Now our treatment of this science will be adequate, if it achieves that amount of precision which belongs to its subject matter. The same exactness must not be expected in all departments of philosophy alike, any more than in all the products of the arts and crafts. [2] The subjects studied by political science are Moral Nobility2 and Justice; but these conceptions involve much difference of opinion and uncertainty, so that they are sometimes believed to be mere conventions and to have no real existence in the nature of things. [3] And a similar uncertainty surrounds the conception of the Good, because it frequently occurs that good things have harmful consequences: people have before now been ruined by wealth, and in other cases courage has cost men their lives. [4] We must therefore be content if, in dealing with subjects and starting from premises thus uncertain, we succeed in presenting a broad outline of the truth: when our subjects and our premises are merely generalities, it is enough if we arrive at generally valid conclusions. Accordingly we may ask the student also to accept the various views we put forward in the same spirit; for it is the mark of an educated mind to expect that amount of exactness in each kind which the nature of the particular subject admits. It is equally unreasonable to accept merely probable conclusions from a mathematician and to demand strict demonstration from an orator. [5]

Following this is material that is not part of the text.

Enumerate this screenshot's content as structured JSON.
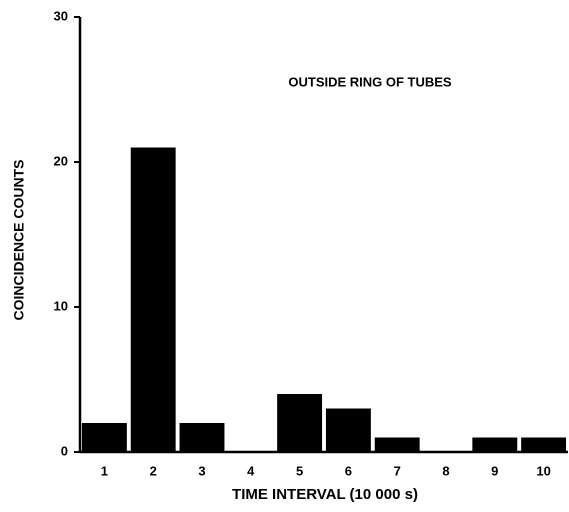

Again, each man judges correctly those matters with which he is acquainted; it is of these that he is a competent critic.

1 Or perhaps ‘both to ascertain and to secure.’

2 καλόν is a term of admiration applied to what is correct, especially (1) bodies well shaped and works of art or handicraft well made, and (2) actions well done (see 3.7.6); it thus means (1) beautiful, (2) morally right. For the analogy between material and moral correctness see 2.6.9.